From the Guidelines
Yes, the low TSH level (less than 0.1) in this 30-year-old male with melanoma could be related to his BRAF/MEK inhibitor therapy with Cobimetinib (Cotellic) and Vemurafenib (Zelboraf). Thyroid dysfunction, particularly hyperthyroidism, is a known adverse effect of these medications.

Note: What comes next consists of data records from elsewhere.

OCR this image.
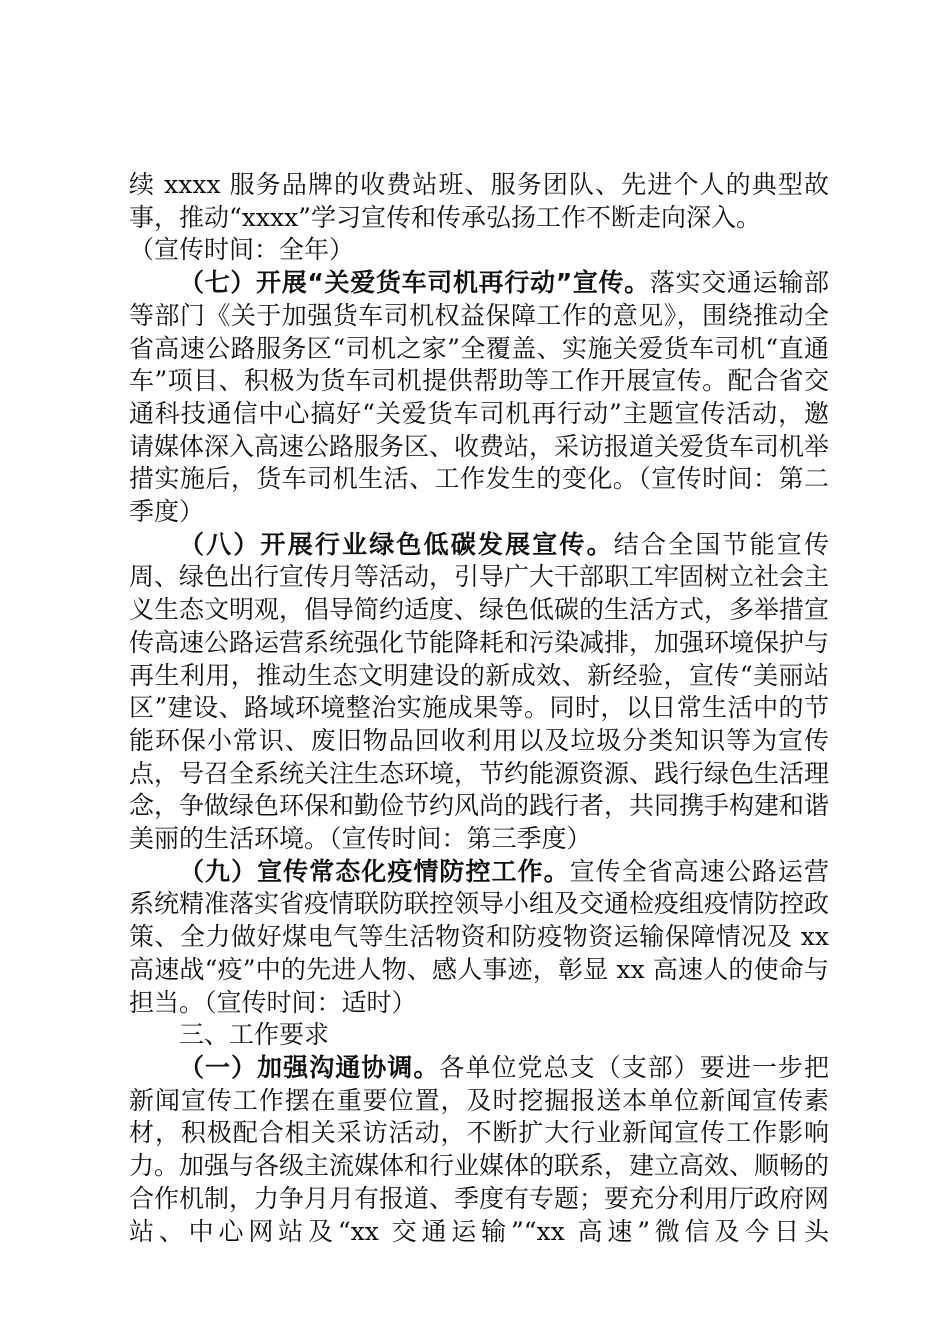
续 xxxx 服务品牌的收费站班、服务团队、先进个人的典型故事，推动“xxxx”学习宣传和传承弘扬工作不断走向深入。
（宣传时间：全年）

（七）开展“关爱货车司机再行动”宣传。落实交通运输部等部门《关于加强货车司机权益保障工作的意见》，围绕推动全省高速公路服务区“司机之家”全覆盖、实施关爱货车司机“直通车”项目、积极为货车司机提供帮助等工作开展宣传。配合省交通科技通信中心搞好“关爱货车司机再行动”主题宣传活动，邀请媒体深入高速公路服务区、收费站，采访报道关爱货车司机举措实施后，货车司机生活、工作发生的变化。（宣传时间：第二季度）

（八）开展行业绿色低碳发展宣传。结合全国节能宣传周、绿色出行宣传月等活动，引导广大干部职工牢固树立社会主义生态文明观，倡导简约适度、绿色低碳的生活方式，多举措宣传高速公路运营系统强化节能降耗和污染减排，加强环境保护与再生利用，推动生态文明建设的新成效、新经验，宣传“美丽站区”建设、路域环境整治实施成果等。同时，以日常生活中的节能环保小常识、废旧物品回收利用以及垃圾分类知识等为宣传点，号召全系统关注生态环境，节约能源资源、践行绿色生活理念，争做绿色环保和勤俭节约风尚的践行者，共同携手构建和谐美丽的生活环境。（宣传时间：第三季度）

（九）宣传常态化疫情防控工作。宣传全省高速公路运营系统精准落实省疫情联防联控领导小组及交通检疫组疫情防控政策、全力做好煤电气等生活物资和防疫物资运输保障情况及 xx 高速战“疫”中的先进人物、感人事迹，彰显 xx 高速人的使命与担当。（宣传时间：适时）

三、工作要求

（一）加强沟通协调。各单位党总支（支部）要进一步把新闻宣传工作摆在重要位置，及时挖掘报送本单位新闻宣传素材，积极配合相关采访活动，不断扩大行业新闻宣传工作影响力。加强与各级主流媒体和行业媒体的联系，建立高效、顺畅的合作机制，力争月月有报道、季度有专题；要充分利用厅政府网站、中心网站及“xx 交通运输”“xx 高速”微信及今日头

The combination of Vemurafenib and Cobimetinib has been associated with thyroid function abnormalities in approximately 5-20% of patients, as reported in the NCCN guidelines 1. The mechanism involves the MAPK pathway, which these drugs target to treat the BRAF V600E-mutated melanoma, but this pathway also plays a role in thyroid hormone regulation.
Key Points to Consider
- The patient should undergo further thyroid function testing, including free T4 and T3 levels, to confirm hyperthyroidism.
- If hyperthyroidism is confirmed, the patient may require monitoring or treatment depending on symptom severity, but typically the thyroid dysfunction is mild and may not require discontinuation of the cancer therapy.
- Regular thyroid function monitoring (every 4-8 weeks) is recommended for patients on BRAF/MEK inhibitor therapy, especially during the first few months of treatment when these changes are most likely to occur, as suggested by the NCCN guidelines 1.
- The most recent guidelines from ASCO also emphasize the importance of monitoring for toxicity, including thyroid dysfunction, in patients receiving BRAF/MEK inhibitor therapy 1.
Recommendations for Management
- Close monitoring of thyroid function is crucial in patients on BRAF/MEK inhibitor therapy.
- Patients should be educated on the signs and symptoms of thyroid dysfunction and the importance of reporting any changes to their healthcare provider.
- The decision to continue or modify the cancer therapy should be made on a case-by-case basis, considering the benefits and risks of treatment, as well as the patient's overall health status and preferences.
From the Research
Thyroid Dysfunction and Medication
- The patient's recent lab results showing a TSH level less than 0.1 may be related to the medications Cobimetinib (Cotellic) and Vemurafenib (Zelboraf) used to treat Melanoma with BRAF V600E mutation(s) 2.
- However, the provided studies do not directly link these medications to thyroid dysfunction.
- Other conditions and some drugs can be associated with a TSH level that is slightly low (0.1-0.4 microIU/mL) or frankly suppressed (< 0.1 microIU/mL) 2.
Immune Checkpoint Inhibitors and Thyroid Dysfunction
- Checkpoint inhibitors, such as ipilimumab, nivolumab, and pembrolizumab, used in the treatment of melanoma, are associated with a high rate of immune side effects, including endocrinopathy 3.
- Thyroid dysfunction occurs commonly in patients with melanoma treated with immune checkpoint inhibitors, with rates, including subclinical dysfunction, occurring in up to 50% 3.
- Pembrolizumab, an anti-programmed cell death 1 (PD-1) receptor monoclonal antibody, is associated with thyroid dysfunction, including thyrotoxicosis and hypothyroidism 4.
Management of Thyroid Dysfunction
- The management of patients with persistent symptoms despite normal thyroid function tests, and potential new innovations in thyroid hormone therapy, are important considerations 5.
- The diagnosis of subclinical hypothyroidism should be confirmed by repeat thyroid function tests, and treatment is not necessary unless the TSH exceeds 7.0-10 mIU/L 6.
- TSH goals are age-dependent, and combined treatment with levothyroxine and liothyronine may be preferred in some hypothyroid patients who are dissatisfied with treatment 6.